Discussions of talent management frequently overlook the perspectives of high-potential talent. Management often misses the chance to better understand what the organization’s top talent says it needs.
Talent management represents an organization’s efforts to attract, develop, and retain skilled and valuable employees. Its goal is to have people with the capabilities and commitment needed for current and future organizational success. An organization’s talent pool — particularly its managerial talent — is often referred to as the leadership pipeline.
The leadership pipeline is designed to help the organization source, reward, evaluate, develop, and move employees into various roles. The pipeline bends, turns, and sometimes breaks as organizations identify who is “ready now” and who is “on track” for larger leadership roles. From this perspective, talent management is something done to and for an organization’s high-potential employees, in service of the organization’s needs.

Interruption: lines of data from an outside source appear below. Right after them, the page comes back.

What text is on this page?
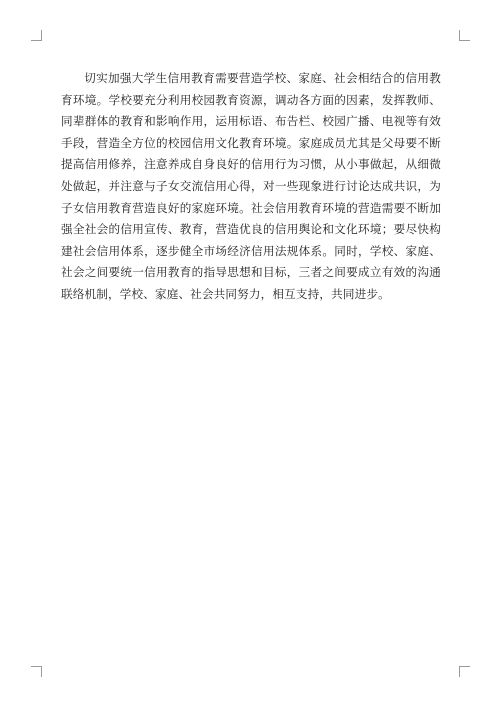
切实加强大学生信用教育需要营造学校、家庭、社会相结合的信用教育环境。学校要充分利用校园教育资源，调动各方面的因素，发挥教师、同辈群体的教育和影响作用，运用标语、布告栏、校园广播、电视等有效手段，营造全方位的校园信用文化教育环境。家庭成员尤其是父母要不断提高信用修养，注意养成自身良好的信用行为习惯，从小事做起，从细微处做起，并注意与子女交流信用心得，对一些现象进行讨论达成共识，为子女信用教育营造良好的家庭环境。社会信用教育环境的营造需要不断加强全社会的信用宣传、教育，营造优良的信用舆论和文化环境；要尽快构建社会信用体系，逐步健全市场经济信用法规体系。同时，学校、家庭、社会之间要统一信用教育的指导思想和目标，三者之间要成立有效的沟通联络机制，学校、家庭、社会共同努力，相互支持，共同进步。
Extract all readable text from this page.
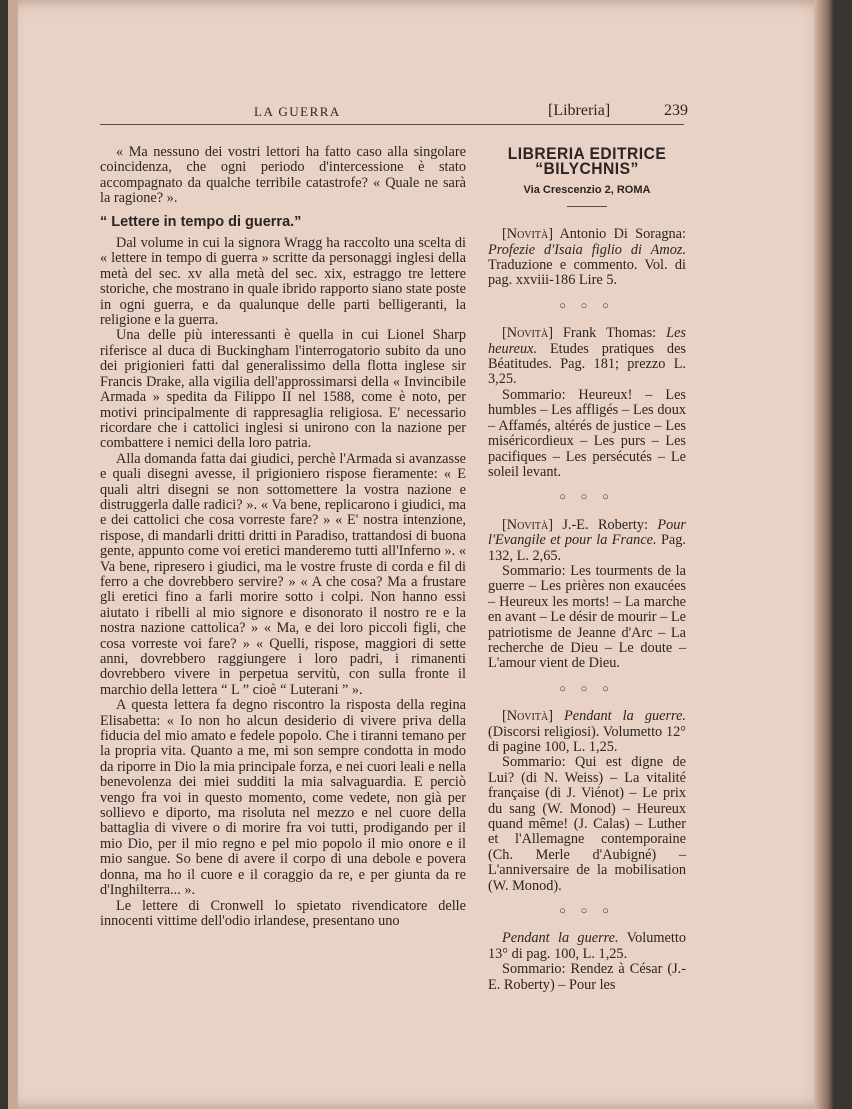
LA GUERRA	[Libreria]	239

« Ma nessuno dei vostri lettori ha fatto caso alla singolare coincidenza, che ogni periodo d'intercessione è stato accompagnato da qualche terribile catastrofe? « Quale ne sarà la ragione? ».

“ Lettere in tempo di guerra.”

Dal volume in cui la signora Wragg ha raccolto una scelta di « lettere in tempo di guerra » scritte da personaggi inglesi della metà del sec. xv alla metà del sec. xix, estraggo tre lettere storiche, che mostrano in quale ibrido rapporto siano state poste in ogni guerra, e da qualunque delle parti belligeranti, la religione e la guerra.

Una delle più interessanti è quella in cui Lionel Sharp riferisce al duca di Buckingham l'interrogatorio subito da uno dei prigionieri fatti dal generalissimo della flotta inglese sir Francis Drake, alla vigilia dell'approssimarsi della « Invincibile Armada » spedita da Filippo II nel 1588, come è noto, per motivi principalmente di rappresaglia religiosa. E' necessario ricordare che i cattolici inglesi si unirono con la nazione per combattere i nemici della loro patria.

Alla domanda fatta dai giudici, perchè l'Armada si avanzasse e quali disegni avesse, il prigioniero rispose fieramente: « E quali altri disegni se non sottomettere la vostra nazione e distruggerla dalle radici? ». « Va bene, replicarono i giudici, ma e dei cattolici che cosa vorreste fare? » « E' nostra intenzione, rispose, di mandarli dritti dritti in Paradiso, trattandosi di buona gente, appunto come voi eretici manderemo tutti all'Inferno ». « Va bene, ripresero i giudici, ma le vostre fruste di corda e fil di ferro a che dovrebbero servire? » « A che cosa? Ma a frustare gli eretici fino a farli morire sotto i colpi. Non hanno essi aiutato i ribelli al mio signore e disonorato il nostro re e la nostra nazione cattolica? » « Ma, e dei loro piccoli figli, che cosa vorreste voi fare? » « Quelli, rispose, maggiori di sette anni, dovrebbero raggiungere i loro padri, i rimanenti dovrebbero vivere in perpetua servitù, con sulla fronte il marchio della lettera “ L ” cioè “ Luterani ” ».

A questa lettera fa degno riscontro la risposta della regina Elisabetta: « Io non ho alcun desiderio di vivere priva della fiducia del mio amato e fedele popolo. Che i tiranni temano per la propria vita. Quanto a me, mi son sempre condotta in modo da riporre in Dio la mia principale forza, e nei cuori leali e nella benevolenza dei miei sudditi la mia salvaguardia. E perciò vengo fra voi in questo momento, come vedete, non già per sollievo e diporto, ma risoluta nel mezzo e nel cuore della battaglia di vivere o di morire fra voi tutti, prodigando per il mio Dio, per il mio regno e pel mio popolo il mio onore e il mio sangue. So bene di avere il corpo di una debole e povera donna, ma ho il cuore e il coraggio da re, e per giunta da re d'Inghilterra... ».

Le lettere di Cronwell lo spietato rivendicatore delle innocenti vittime dell'odio irlandese, presentano uno

LIBRERIA EDITRICE “BILYCHNIS”

Via Crescenzio 2, ROMA

[Novità] Antonio Di Soragna: Profezie d'Isaia figlio di Amoz. Traduzione e commento. Vol. di pag. xxviii-186 Lire 5.

○ ○ ○

[Novità] Frank Thomas: Les heureux. Etudes pratiques des Béatitudes. Pag. 181; prezzo L. 3,25.

Sommario: Heureux! – Les humbles – Les affligés – Les doux – Affamés, altérés de justice – Les miséricordieux – Les purs – Les pacifiques – Les persécutés – Le soleil levant.

○ ○ ○

[Novità] J.-E. Roberty: Pour l'Evangile et pour la France. Pag. 132, L. 2,65.

Sommario: Les tourments de la guerre – Les prières non exaucées – Heureux les morts! – La marche en avant – Le désir de mourir – Le patriotisme de Jeanne d'Arc – La recherche de Dieu – Le doute – L'amour vient de Dieu.

○ ○ ○

[Novità] Pendant la guerre. (Discorsi religiosi). Volumetto 12° di pagine 100, L. 1,25.

Sommario: Qui est digne de Lui? (di N. Weiss) – La vitalité française (di J. Viénot) – Le prix du sang (W. Monod) – Heureux quand même! (J. Calas) – Luther et l'Allemagne contemporaine (Ch. Merle d'Aubigné) – L'anniversaire de la mobilisation (W. Monod).

○ ○ ○

Pendant la guerre. Volumetto 13° di pag. 100, L. 1,25.

Sommario: Rendez à César (J.-E. Roberty) – Pour les
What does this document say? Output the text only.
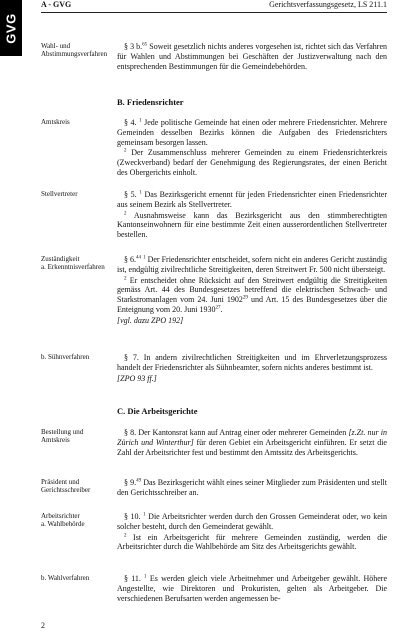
GVG
A - GVG	Gerichtsverfassungsgesetz, LS 211.1
Wahl- und Abstimmungsverfahren

§ 3 b.$^{65}$ Soweit gesetzlich nichts anderes vorgesehen ist, richtet sich das Verfahren für Wahlen und Abstimmungen bei Geschäften der Justizverwaltung nach den entsprechenden Bestimmungen für die Gemeindebehörden.

B. Friedensrichter
Amtskreis	§ 4. $^1$ Jede politische Gemeinde hat einen oder mehrere Friedensrichter. Mehrere Gemeinden desselben Bezirks können die Aufgaben des Friedensrichters gemeinsam besorgen lassen.

$^2$ Der Zusammenschluss mehrerer Gemeinden zu einem Friedensrichterkreis (Zweckverband) bedarf der Genehmigung des Regierungsrates, der einen Bericht des Obergerichts einholt.

Stellvertreter	§ 5. $^1$ Das Bezirksgericht ernennt für jeden Friedensrichter einen Friedensrichter aus seinem Bezirk als Stellvertreter.

$^2$ Ausnahmsweise kann das Bezirksgericht aus den stimmberechtigten Kantonseinwohnern für eine bestimmte Zeit einen ausserordentlichen Stellvertreter bestellen.

Zuständigkeit
a. Erkenntnisverfahren

§ 6.44 $^1$ Der Friedensrichter entscheidet, sofern nicht ein anderes Gericht zuständig ist, endgültig zivilrechtliche Streitigkeiten, deren Streitwert Fr. 500 nicht übersteigt.

$^2$ Er entscheidet ohne Rücksicht auf den Streitwert endgültig die Streitigkeiten gemäss Art. 44 des Bundesgesetzes betreffend die elektrischen Schwach- und Starkstromanlagen vom 24. Juni 1902$^{29}$ und Art. 15 des Bundesgesetzes über die Enteignung vom 20. Juni 1930$^{27}$.

[vgl. dazu ZPO 192]

b. Sühnverfahren	§ 7. In andern zivilrechtlichen Streitigkeiten und im Ehrverletzungsprozess handelt der Friedensrichter als Sühnbeamter, sofern nichts anderes bestimmt ist.

[ZPO 93 ff.]

C. Die Arbeitsgerichte
Bestellung und Amtskreis

§ 8. Der Kantonsrat kann auf Antrag einer oder mehrerer Gemeinden [z.Zt. nur in Zürich und Winterthur] für deren Gebiet ein Arbeitsgericht einführen. Er setzt die Zahl der Arbeitsrichter fest und bestimmt den Amtssitz des Arbeitsgerichts.

Präsident und Gerichtsschreiber

§ 9.49 Das Bezirksgericht wählt eines seiner Mitglieder zum Präsidenten und stellt den Gerichtsschreiber an.

Arbeitsrichter
a. Wahlbehörde

§ 10. $^1$ Die Arbeitsrichter werden durch den Grossen Gemeinderat oder, wo kein solcher besteht, durch den Gemeinderat gewählt.

$^2$ Ist ein Arbeitsgericht für mehrere Gemeinden zuständig, werden die Arbeitsrichter durch die Wahlbehörde am Sitz des Arbeitsgerichts gewählt.

b. Wahlverfahren	§ 11. $^1$ Es werden gleich viele Arbeitnehmer und Arbeitgeber gewählt. Höhere Angestellte, wie Direktoren und Prokuristen, gelten als Arbeitgeber. Die verschiedenen Berufsarten werden angemessen be-

2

But employees and managers who are inside the leadership pipeline don’t operate solely as a stream of talent to be funneled and directed by the organization. They bring their perspectives and experiences to the process, too. Our research team evaluated the views of high-potential managers to obtain a deeper knowledge of talent management. Here are the 3 big takeaways:
1. Career Pathing & Support
Most people surveyed said their organization could increase their engagement and commitment by providing a clear career path that identifies the next steps in terms of development, experience, and movement. A yearly development plan may not be enough to increase the engagement and commitment of your high potentials without a clear career path and progression.
2. Greater Authority
With the increased responsibility given to high potentials, it’s important to consider what level of decision-making authority comes with that greater responsibility. Specifically, high potentials are looking for the authority to make meaningful decisions.
3. Feedback & Communication
High potentials would also have increased engagement and commitment to their organizations if they received more feedback on their performance and greater communication about the pipeline process. It appears that organizations are succeeding in challenging their high potentials with developmental assignments and providing support in the form of training, but organizations could do more by providing high potentials with an honest assessment of where they stand and offering direct communication about the next steps.